A team of Canadian researchers is studying the genetic roots of osteoarthritis and the pain it causes
(NC)—Ask any arthritis sufferer what they find most difficult about their illness, and they'll tell you it's the constant physical pain. According to a National Population Health Survey, 80% of people with arthritis take some type of painkiller. And yet, there has been very little research examining why arthritis hurts so much.
That's why the Canadian Institutes of Health Research (CIHR) and the Canadian Arthritis Network came together to fund a team of researchers who are studying how nerves behave in joints affected by osteoarthritis (OA).
According to Dr. James Henry, a neurophysiologist at McMaster University and one of the leading members of the research team, OA pain could be the result of nerve cells taking on new roles.
“Much of the pain that OA sufferers experience could be neuropathic pain, or pain that results from the activation of nerves that are not normally pain receptors,” explains Dr. Henry. “This could explain why much OA pain is so poorly managed, because neuropathic pain responds poorly to normal pain treatments.”

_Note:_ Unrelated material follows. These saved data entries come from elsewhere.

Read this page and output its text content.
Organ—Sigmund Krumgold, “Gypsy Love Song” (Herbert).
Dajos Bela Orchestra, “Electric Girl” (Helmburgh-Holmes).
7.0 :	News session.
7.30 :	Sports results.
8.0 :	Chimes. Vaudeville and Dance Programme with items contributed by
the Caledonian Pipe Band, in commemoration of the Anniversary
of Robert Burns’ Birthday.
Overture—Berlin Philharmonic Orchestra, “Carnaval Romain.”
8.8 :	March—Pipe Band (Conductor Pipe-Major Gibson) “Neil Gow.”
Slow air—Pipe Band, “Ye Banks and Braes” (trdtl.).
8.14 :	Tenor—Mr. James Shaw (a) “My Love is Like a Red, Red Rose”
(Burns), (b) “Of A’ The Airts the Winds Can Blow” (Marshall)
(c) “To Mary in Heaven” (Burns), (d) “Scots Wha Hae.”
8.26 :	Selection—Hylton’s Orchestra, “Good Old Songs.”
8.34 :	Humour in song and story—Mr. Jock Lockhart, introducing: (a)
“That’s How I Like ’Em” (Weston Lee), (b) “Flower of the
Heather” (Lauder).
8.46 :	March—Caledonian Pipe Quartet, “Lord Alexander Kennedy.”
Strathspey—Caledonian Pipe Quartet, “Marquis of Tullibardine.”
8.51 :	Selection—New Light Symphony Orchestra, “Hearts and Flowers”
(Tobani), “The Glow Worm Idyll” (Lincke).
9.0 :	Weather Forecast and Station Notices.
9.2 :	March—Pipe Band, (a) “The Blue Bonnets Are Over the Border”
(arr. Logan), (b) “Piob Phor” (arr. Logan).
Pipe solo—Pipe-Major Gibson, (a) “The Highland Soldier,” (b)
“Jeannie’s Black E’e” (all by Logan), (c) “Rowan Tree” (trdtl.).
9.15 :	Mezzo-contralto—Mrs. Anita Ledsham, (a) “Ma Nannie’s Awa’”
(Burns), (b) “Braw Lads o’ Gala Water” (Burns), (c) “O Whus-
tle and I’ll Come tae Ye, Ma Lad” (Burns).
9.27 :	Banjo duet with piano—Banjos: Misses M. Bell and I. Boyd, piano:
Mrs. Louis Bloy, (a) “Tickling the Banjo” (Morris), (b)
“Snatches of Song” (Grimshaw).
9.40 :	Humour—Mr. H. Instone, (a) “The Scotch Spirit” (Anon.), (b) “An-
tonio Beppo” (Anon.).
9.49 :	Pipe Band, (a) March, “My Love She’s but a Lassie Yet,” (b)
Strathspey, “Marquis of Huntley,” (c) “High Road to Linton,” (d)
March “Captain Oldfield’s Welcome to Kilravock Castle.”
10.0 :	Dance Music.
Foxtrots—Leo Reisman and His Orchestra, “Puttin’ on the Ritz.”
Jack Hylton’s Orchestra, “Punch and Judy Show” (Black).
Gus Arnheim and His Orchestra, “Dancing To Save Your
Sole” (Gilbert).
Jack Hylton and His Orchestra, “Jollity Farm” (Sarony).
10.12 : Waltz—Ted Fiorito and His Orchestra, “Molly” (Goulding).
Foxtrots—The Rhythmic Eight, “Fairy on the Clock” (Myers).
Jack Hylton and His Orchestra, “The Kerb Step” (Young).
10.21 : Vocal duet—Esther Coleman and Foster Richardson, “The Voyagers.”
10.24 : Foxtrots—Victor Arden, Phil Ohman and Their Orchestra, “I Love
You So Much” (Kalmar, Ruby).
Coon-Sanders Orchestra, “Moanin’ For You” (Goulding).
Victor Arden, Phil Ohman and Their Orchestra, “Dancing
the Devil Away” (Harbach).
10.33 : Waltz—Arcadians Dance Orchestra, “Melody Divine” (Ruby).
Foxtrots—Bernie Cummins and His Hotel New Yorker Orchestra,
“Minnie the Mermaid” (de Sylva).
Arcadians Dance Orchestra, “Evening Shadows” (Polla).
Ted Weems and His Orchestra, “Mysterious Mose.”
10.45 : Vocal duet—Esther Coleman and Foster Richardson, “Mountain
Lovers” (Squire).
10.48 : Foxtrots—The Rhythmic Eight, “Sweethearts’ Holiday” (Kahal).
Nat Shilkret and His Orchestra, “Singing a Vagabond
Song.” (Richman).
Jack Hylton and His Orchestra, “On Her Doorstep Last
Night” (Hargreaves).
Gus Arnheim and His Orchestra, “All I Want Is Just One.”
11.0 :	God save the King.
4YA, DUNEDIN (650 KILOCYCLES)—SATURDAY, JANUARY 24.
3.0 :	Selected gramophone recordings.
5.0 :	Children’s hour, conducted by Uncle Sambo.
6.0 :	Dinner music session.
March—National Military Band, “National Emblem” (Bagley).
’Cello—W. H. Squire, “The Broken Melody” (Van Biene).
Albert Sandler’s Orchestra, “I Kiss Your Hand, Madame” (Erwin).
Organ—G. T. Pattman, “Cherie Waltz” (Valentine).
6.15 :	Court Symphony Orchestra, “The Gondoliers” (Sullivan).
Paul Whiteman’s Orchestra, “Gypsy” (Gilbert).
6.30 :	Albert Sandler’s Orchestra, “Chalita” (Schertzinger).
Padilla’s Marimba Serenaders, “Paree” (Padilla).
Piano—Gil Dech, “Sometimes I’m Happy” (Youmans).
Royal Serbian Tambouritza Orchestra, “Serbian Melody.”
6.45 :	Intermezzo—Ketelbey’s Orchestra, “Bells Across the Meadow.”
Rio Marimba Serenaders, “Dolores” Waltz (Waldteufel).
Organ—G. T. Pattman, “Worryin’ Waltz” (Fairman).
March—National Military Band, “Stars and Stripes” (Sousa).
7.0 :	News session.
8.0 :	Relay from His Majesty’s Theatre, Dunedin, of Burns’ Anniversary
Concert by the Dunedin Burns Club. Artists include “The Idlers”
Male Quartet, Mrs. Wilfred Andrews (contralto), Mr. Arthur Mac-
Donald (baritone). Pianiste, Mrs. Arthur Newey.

Dr. Henry's research suggests that unusual chemical conditions in the joint cause sensory neurons that do not normally detect pain to suddenly start sending pain signals to the spinal cord and brain.

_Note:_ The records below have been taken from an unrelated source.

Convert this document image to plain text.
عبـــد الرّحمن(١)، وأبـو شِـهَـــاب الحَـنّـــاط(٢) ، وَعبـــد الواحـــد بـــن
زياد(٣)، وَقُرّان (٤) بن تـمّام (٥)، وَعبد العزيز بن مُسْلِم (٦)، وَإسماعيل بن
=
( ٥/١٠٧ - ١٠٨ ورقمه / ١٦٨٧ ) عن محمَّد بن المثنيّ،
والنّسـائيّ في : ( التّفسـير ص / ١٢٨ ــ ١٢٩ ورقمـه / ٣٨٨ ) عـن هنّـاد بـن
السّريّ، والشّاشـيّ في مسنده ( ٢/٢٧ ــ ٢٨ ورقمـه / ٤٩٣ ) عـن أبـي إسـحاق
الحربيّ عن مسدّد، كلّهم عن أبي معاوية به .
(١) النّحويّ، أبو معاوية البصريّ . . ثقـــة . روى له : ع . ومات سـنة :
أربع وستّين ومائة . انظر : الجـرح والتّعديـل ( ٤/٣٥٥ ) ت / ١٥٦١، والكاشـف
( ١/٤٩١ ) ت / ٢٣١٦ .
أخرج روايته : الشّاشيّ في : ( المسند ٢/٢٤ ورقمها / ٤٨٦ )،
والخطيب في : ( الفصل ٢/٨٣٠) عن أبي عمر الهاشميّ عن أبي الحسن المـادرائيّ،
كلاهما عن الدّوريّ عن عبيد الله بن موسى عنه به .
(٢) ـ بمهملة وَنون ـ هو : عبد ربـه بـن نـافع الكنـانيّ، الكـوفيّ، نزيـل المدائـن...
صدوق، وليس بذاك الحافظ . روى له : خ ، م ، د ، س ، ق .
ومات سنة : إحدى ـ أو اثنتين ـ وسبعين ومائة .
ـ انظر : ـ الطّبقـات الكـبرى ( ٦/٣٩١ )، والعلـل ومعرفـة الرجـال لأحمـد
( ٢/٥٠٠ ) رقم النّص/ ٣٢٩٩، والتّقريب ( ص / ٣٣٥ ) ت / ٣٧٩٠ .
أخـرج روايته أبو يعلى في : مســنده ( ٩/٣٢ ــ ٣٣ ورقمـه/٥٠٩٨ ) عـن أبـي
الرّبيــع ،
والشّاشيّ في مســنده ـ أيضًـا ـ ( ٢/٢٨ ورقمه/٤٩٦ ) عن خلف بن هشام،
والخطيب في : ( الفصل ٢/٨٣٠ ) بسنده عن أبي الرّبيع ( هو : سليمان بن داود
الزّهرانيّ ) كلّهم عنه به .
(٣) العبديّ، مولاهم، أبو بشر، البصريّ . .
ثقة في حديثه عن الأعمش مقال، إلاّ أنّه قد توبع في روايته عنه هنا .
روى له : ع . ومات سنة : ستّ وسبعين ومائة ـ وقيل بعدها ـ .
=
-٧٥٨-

“We're not sure yet what causes this change, but we suspect it has something to do with a change in which genes are being expressed in the nerve cells,” says Dr. Henry. “We should know soon which genes are being affected.”
To identify these genes, Dr. Henry and his team are using a special animal model, a rat that shows many of the same symptoms as a person with OA. This model was developed in Dr. Henry's research group and became the basis for a CIHR-funded, multidisciplinary team of researchers that originally included Dr. Henry, as well as Dr. Frank Beier, Dr. David Holdsworth and the late Dr. Suzanne Bernier at the University of Western Ontario. Together, they used the model to begin uncovering the causes of pain and fatigue in OA.
For example, Dr. Beier has been working with this animal model to identify genes involved in cartilage development and breakdown. He and his colleagues have been studying genetic material from the joints of these arthritic rats. Through this study, they hope to figure out which genes are active and which genes aren't, and compare this to gene activity in non-arthritic joints. The team faces a large task.
“We are looking at all of the approximately 20,000 genes in the rat,” says Dr. Beier. Their research will provide a better genetic picture of why OA develops and causes pain. With the help of a CIHR Community Alliances for Health Research grant, Dr. Henry will translate these findings into better diagnostic tests and treatments for the disease.
“We've already identified genes that are promising targets for diagnosing and slowing the progression of OA,” says Dr. Beier. “We are now validating these targets in mice and rats, and we hope to eventually study these genes in humans.”
At a Glance
Who: Dr. James Henry at McMaster University and Drs. Frank Beier, Suzanne Bernier and David Holdsworth at the University of Western Ontario.
Issue: Chronic pain is a major problem for people with osteoarthritis, but researchers have much to learn about the source of this pain and how to treat it.
Solution: These CIHR-funded researchers developed a new animal model that is improving our understanding of how nerves behave in arthritic joints.
Impact: Their research could lead to improved pain treatments for people with osteoarthritis.